Pantau - Pemerintah China menyerukan Iran untuk menjaga stabilitas nasional dan menyelesaikan perbedaan melalui dialog di tengah meningkatnya ketegangan dengan Amerika Serikat.
"China berharap Iran akan menjaga stabilitas nasional dan agar semua pihak akan menjunjung tinggi perdamaian, menahan diri, dan menyelesaikan perbedaan melalui dialog", ujar Juru Bicara Kementerian Luar Negeri China, Guo Jiakun, dalam konferensi pers di Beijing, Jumat, 23 Januari 2026.

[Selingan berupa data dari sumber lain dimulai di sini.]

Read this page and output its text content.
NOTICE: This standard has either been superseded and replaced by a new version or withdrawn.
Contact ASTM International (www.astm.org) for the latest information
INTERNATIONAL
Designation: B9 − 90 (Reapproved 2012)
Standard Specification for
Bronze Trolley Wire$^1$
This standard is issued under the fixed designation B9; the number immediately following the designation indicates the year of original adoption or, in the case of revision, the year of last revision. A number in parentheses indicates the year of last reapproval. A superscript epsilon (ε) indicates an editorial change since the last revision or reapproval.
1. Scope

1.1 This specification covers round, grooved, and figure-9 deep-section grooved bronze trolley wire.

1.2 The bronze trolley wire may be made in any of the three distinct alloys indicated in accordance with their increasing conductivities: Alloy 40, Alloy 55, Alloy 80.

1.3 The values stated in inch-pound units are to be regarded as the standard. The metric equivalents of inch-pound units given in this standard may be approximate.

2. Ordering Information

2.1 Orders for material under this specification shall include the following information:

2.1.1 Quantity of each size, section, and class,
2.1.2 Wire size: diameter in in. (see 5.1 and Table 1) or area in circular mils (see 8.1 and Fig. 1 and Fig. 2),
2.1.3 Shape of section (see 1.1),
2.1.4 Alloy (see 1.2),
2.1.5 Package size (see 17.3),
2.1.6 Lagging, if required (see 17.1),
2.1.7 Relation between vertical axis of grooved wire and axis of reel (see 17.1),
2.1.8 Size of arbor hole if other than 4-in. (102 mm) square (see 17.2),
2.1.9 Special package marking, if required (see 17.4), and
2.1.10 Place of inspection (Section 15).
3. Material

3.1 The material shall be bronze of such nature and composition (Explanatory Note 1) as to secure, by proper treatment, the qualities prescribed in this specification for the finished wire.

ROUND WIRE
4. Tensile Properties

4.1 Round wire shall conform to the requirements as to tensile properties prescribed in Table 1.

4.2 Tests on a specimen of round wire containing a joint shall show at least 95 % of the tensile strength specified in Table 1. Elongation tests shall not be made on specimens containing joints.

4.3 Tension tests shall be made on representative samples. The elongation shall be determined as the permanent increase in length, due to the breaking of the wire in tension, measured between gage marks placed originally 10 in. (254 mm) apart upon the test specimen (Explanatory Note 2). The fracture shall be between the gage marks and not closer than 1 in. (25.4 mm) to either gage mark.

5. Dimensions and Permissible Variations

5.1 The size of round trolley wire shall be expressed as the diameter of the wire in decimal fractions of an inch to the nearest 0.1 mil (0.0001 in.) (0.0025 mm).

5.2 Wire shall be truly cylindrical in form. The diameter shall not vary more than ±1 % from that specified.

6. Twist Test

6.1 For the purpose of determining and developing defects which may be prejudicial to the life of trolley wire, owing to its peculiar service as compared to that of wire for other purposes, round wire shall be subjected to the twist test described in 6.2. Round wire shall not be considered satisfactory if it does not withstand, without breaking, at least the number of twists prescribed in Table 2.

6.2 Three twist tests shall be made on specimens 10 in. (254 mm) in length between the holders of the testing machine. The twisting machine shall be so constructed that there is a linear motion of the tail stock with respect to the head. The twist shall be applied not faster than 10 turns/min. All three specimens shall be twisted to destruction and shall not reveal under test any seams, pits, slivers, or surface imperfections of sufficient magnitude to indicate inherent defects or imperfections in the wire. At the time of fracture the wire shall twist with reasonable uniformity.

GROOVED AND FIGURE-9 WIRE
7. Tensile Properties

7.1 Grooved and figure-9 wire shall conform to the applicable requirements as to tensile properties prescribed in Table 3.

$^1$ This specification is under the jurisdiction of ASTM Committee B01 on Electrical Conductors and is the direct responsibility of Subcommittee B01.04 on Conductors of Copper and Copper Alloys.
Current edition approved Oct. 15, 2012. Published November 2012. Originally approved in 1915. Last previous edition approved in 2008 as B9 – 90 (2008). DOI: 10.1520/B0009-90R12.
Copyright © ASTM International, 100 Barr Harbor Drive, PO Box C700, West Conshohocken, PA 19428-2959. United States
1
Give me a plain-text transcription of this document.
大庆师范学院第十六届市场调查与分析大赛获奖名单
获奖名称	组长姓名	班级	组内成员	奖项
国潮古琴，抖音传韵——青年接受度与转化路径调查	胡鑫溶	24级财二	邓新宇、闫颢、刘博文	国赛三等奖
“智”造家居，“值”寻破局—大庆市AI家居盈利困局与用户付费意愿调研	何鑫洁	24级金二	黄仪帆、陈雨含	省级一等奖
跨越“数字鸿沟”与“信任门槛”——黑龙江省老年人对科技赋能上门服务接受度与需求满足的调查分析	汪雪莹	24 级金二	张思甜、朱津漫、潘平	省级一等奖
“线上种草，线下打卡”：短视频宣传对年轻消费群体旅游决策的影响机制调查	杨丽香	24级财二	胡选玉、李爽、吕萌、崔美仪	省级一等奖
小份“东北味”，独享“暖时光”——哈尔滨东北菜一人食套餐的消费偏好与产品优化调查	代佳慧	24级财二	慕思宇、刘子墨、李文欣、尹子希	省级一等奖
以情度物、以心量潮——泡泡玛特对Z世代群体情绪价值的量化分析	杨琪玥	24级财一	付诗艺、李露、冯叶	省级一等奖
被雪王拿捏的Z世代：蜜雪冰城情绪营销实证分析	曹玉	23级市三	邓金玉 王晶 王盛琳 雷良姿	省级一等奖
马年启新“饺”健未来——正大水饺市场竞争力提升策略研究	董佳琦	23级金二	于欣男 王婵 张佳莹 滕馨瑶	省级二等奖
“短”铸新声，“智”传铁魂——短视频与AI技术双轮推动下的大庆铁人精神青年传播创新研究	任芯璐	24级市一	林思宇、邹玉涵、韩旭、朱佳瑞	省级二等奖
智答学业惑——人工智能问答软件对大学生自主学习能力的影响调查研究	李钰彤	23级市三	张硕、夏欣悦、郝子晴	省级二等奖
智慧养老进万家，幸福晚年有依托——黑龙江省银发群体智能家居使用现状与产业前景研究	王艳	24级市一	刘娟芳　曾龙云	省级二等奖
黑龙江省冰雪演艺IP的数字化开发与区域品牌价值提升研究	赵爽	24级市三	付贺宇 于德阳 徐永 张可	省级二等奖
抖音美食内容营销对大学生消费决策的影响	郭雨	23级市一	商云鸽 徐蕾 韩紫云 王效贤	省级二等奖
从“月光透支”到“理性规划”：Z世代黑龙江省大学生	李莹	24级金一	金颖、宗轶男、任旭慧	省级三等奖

Pernyataan ini muncul setelah Presiden Amerika Serikat, Donald Trump, menyatakan bahwa "kekuatan besar" sedang menuju ke Iran sebagai langkah antisipatif.
Trump mengatakan bahwa banyak kapal dan armada besar AS sedang bergerak ke wilayah tersebut.
"Kami memiliki banyak kapal yang menuju ke arah itu, untuk berjaga-jaga. Kami memiliki armada besar (yang menuju) ke arah itu, dan kita akan lihat apa yang terjadi", ujar Trump.
Peringatan Keras dari Trump Soal Nuklir dan Eksekusi Massa
Trump menegaskan bahwa Amerika Serikat sedang memantau Iran "dengan sangat cermat".
Ia memperingatkan Iran agar tidak melanjutkan program nuklirnya dan menyatakan bahwa pelanggaran terhadap larangan pengembangan senjata nuklir dapat memicu tindakan militer dari AS.
" Kami memiliki armada. Kami memiliki armada besar yang menuju ke arah itu, dan mungkin kami tidak perlu menggunakannya. Kita lihat perkembangannya", katanya.
Washington saat ini fokus memantau aktivitas program nuklir Iran serta keberadaan para pemimpin negara tersebut.
Trump juga mengklaim bahwa Iran membatalkan rencana eksekusi terhadap para pengunjuk rasa setelah dirinya menyampaikan peringatan militer.
“Mereka akan menggantung 837 orang pada Kamis,” ujar Trump. “Saya bilang kepada mereka, ‘Kalian tidak bisa melakukan itu’”.
Gelombang protes di Iran telah berlangsung sejak 28 Desember 2025, dipicu oleh memburuknya kondisi ekonomi, anjloknya nilai mata uang nasional, dan melonjaknya inflasi.
Demonstrasi telah menyebar ke berbagai kota dan memicu bentrokan dengan aparat keamanan.
Pejabat Iran menuduh Amerika Serikat dan Israel berada di balik aksi-aksi kekerasan yang dilakukan oleh kelompok yang mereka sebut sebagai “perusuh bersenjata”.